Lily Sullivan in 'Monolith' - Bonsai Films (Australia & New Zealand)

Lily Sullivan in 'Monolith' - Bonsai Films (Australia & New Zealand)

Of course, it’s not a mystery, sci-fi film without some extraterrestrial twists, as Sullivan’s unnamed interviewer stumbles upon possible alien encounters with some rune-filled bricks.

Following some lapses in judgement on a previous journalistic venture, Sullivan’s character is hiding out in her parent’s lush South Australian house, licking her wounds and trying to find her next big podcast hit. After an anonymous email leads her to Floramae (Ling Cooper Tang as heard on the phone) and the mention of a “brick”, Sullivan’s interviewer digs up a spiderweb’s connection to black bricks which causes strange hallucinations and sicknesses to occur around the people who receive them.

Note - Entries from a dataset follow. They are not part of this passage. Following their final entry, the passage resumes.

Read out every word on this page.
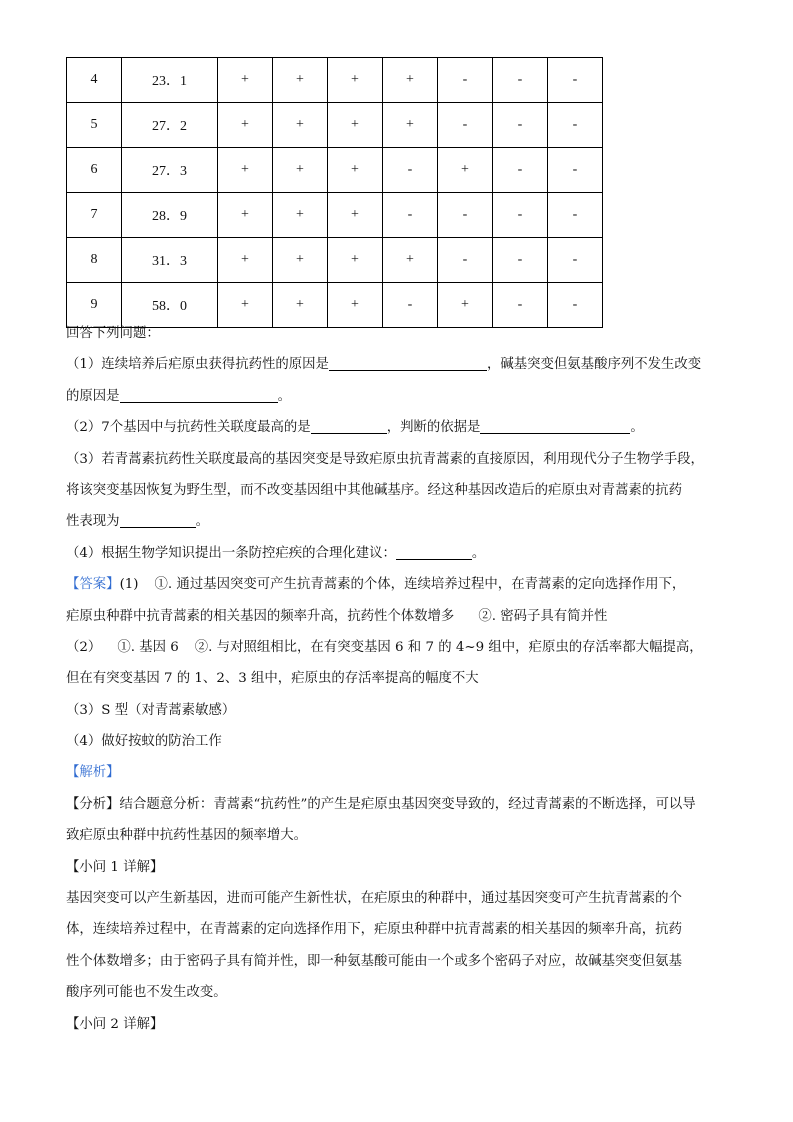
4	23．1	+	+	+	+	-	-	-
5	27．2	+	+	+	+	-	-	-
6	27．3	+	+	+	-	+	-	-
7	28．9	+	+	+	-	-	-	-
8	31．3	+	+	+	+	-	-	-
9	58．0	+	+	+	-	+	-	-
回答下列问题：
（1）连续培养后疟原虫获得抗药性的原因是	，碱基突变但氨基酸序列不发生改变
的原因是	。
（2）7个基因中与抗药性关联度最高的是	，判断的依据是	。
（3）若青蒿素抗药性关联度最高的基因突变是导致疟原虫抗青蒿素的直接原因，利用现代分子生物学手段，
将该突变基因恢复为野生型，而不改变基因组中其他碱基序。经这种基因改造后的疟原虫对青蒿素的抗药
性表现为	。
（4）根据生物学知识提出一条防控疟疾的合理化建议：	。
【答案】(1) ①. 通过基因突变可产生抗青蒿素的个体，连续培养过程中，在青蒿素的定向选择作用下，
疟原虫种群中抗青蒿素的相关基因的频率升高，抗药性个体数增多 ②. 密码子具有简并性
（2） ①. 基因 6 ②. 与对照组相比，在有突变基因 6 和 7 的 4~9 组中，疟原虫的存活率都大幅提高，
但在有突变基因 7 的 1、2、3 组中，疟原虫的存活率提高的幅度不大
（3）S 型（对青蒿素敏感）
（4）做好按蚊的防治工作
【解析】
【分析】结合题意分析：青蒿素“抗药性”的产生是疟原虫基因突变导致的，经过青蒿素的不断选择，可以导
致疟原虫种群中抗药性基因的频率增大。
【小问 1 详解】
基因突变可以产生新基因，进而可能产生新性状，在疟原虫的种群中，通过基因突变可产生抗青蒿素的个
体，连续培养过程中，在青蒿素的定向选择作用下，疟原虫种群中抗青蒿素的相关基因的频率升高，抗药
性个体数增多；由于密码子具有简并性，即一种氨基酸可能由一个或多个密码子对应，故碱基突变但氨基
酸序列可能也不发生改变。
【小问 2 详解】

Monolith has a hint of Orson Welle’s War of the Worlds about it as Sullivan’s podcast takes off and more and more people speak up about their strange encounters with similar bricks with the air of alien fever. But before long, Campbell’s script dives headfirst into a wild final act that may make you gag and scratch your head at the same time as it wanders into truly strange territory.

Led superbly by Lily Sullivan, Vesley indeed wants to tell you an ominous story.

Michael Tessari’s cinematography makes the one location film feel both claustrophobic and expansive at the same time. We’re taken across the world through phone call interviews alone, all seen and heard through Sullivan’s eyes and ears. Just when it feels like it is about to become tedious, Vesley utilises Tessari’s cinematography to, quite literally, take us outside for a breather, or offer up ominous visitors in the night, adding to the overall anxiety felt by Sullivan’s character.

It’s a slow burn type of mystery that could pay dividends if its audience is willing to sit and truly dissect the meaning of the film beyond the podcasting virtual world it inhabits. Led superbly by Lily Sullivan, Vesley indeed wants to tell you an ominous story. Whether it lingers in your mind (or in your mouth) afterwards is an entirely different matter altogether.